Make Hay While the Sun Shines
One of my favorite children’s books is Ox-Cart Man, written by Donald Hall and illustrated by Barbara Cooney, who won the prestigious Caldecott Medal for her illustrations in this book. The story follows a New England farmer who loads his ox cart with goods from his farm and makes the long trek through the countryside to the market to sell everything, including the ox cart and the cow pulling his ox cart. He then uses the money to buy supplies and tools that he and his family will need to survive the winter months.
When I grew up, my father had a saying he used often: “You have to make hay while the sun shines.” This admonition was not reserved only for the hay we baled and stacked neatly in the barn of our farm, working to be done before the rainy days came (because baling wet hay would it make it moldy later). He applied this phrase to any practical situation. He meant that we needed to work hard while we were able to do something and while the conditions and human-power were available, because tomorrow might bring situations that could prevent us from accomplishing the job—bad weather, sickness, broken tools.
I often apply the metaphor of the ox-cart man and my father’s often-used slogan to my life. Right now I’m healthy (as far as I know) and energized. I’m usually up at 6 a.m. and go strong until late at night. But I know there will come a time when I will lose control of my freedom, when sickness or tragedy will come to my me or my family . It may be tomorrow, next year, or five years from now. The time is unknown, but the certainty that the day will arrive is assured.
No matter how sunny it is today, no matter how wonderful life is at this moment as you grab a few minutes and sit in front of your computer, the winter of your lifetime is coming. You can count on it. Job 5:7 says, “People are born for trouble as readily as sparks fly up from a fire.” This year my wife and I have witnessed this “winter” entering the lives of some of our friends. A couple in our church lost their daughter to suicide when she felt she could not go on living with the voices in her head. Very close friends of ours decided their marriage could not weather another day and separated. Infidelity and separation can cast you or others around you headlong into dark, dark days. David says in Psalm 38:6-8, 11, “I am bent over and racked with pain. All day long I walk around filled with grief. A raging fever burns within me, and my health is broken. I am exhausted and completely crushed. My groans come from an anguished heart. . . . My loved ones and friends stay away.” Later in the same chapter, David writes, “Do not abandon me, O Lord. Do not stand at a distance, my God” (Psalm 38:21).

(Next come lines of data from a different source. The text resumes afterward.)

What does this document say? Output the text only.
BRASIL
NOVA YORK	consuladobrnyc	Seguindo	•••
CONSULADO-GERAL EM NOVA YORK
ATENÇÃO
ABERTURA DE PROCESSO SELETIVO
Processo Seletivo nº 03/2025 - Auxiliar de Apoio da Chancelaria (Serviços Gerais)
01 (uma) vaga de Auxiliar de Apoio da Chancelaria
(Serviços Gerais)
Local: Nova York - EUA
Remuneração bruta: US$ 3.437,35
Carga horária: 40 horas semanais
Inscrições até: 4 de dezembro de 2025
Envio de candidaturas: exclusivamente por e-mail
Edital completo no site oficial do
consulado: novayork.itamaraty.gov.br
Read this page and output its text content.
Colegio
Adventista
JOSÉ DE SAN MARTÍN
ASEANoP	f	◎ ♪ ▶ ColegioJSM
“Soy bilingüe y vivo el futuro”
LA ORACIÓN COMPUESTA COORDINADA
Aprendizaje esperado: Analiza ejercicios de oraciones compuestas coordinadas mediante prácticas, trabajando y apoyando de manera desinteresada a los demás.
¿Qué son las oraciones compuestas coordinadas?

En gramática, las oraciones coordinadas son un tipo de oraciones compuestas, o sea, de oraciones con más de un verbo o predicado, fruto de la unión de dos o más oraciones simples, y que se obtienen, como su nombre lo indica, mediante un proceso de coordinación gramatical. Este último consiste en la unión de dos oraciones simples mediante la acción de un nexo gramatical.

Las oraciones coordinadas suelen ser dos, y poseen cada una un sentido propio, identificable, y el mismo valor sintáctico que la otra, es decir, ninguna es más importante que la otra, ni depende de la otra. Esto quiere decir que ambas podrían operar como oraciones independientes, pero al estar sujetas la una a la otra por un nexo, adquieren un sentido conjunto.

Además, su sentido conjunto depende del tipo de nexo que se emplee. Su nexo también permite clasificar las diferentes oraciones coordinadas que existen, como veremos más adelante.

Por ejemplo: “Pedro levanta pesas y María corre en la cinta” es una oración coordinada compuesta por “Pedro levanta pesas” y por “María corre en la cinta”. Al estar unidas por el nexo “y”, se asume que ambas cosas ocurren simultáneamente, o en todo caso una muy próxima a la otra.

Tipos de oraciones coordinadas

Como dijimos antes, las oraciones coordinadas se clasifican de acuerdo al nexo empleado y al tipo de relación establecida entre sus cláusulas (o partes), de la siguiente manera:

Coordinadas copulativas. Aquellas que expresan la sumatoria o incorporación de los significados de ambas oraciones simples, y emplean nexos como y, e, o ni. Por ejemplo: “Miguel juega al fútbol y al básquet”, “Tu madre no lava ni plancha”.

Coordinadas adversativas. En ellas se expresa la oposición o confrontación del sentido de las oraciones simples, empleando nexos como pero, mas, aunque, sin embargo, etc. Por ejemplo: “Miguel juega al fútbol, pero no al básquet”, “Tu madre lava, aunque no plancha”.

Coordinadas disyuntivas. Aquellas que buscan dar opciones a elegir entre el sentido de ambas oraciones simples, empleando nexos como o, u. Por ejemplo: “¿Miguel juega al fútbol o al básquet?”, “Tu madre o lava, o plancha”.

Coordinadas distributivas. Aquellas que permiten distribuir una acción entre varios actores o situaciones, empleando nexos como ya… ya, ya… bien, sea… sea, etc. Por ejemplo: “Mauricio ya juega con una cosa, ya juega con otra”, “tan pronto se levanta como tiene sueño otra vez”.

Have you ever felt like that? That everyone has abandoned you—including God? Because of cancer. Because of divorce. Depression. Death. Financial ruin. Shame. Addiction.
We must accept that at some point each of us will face dark days such as these, and it’s important now—while the sun is shining—to “make hay” in preparation for those days. Work on your faith life by reading the Bible and praying. Memorize God’s promises (you can read them in my Life Application column this month). Work on your relationships. Have you called your parents, brother, sister, children lately? Have you invested in your relationships with people in your church and community? These people can surround you with their love and support in your time of need, but you need to invest in those relationships today. Are you helping others in their need? Are you taking interest in the lives of your friends and family—putting their interests ahead of your own?
All through the Bible we see God’s people in the depths of despair—Job, Jonah, David—and God’s deliverance of them. Paul sat in jail for preaching the Good News of Jesus Christ and never lost hope, encouraging others through his letters from prison, singing songs of praise from within the darkness of his cell. As Christians, we must never lose the hope we have in Jesus Christ. He heals diseases, he conquers despair and death, and one day we will spend eternity with him in a place where there is no winter.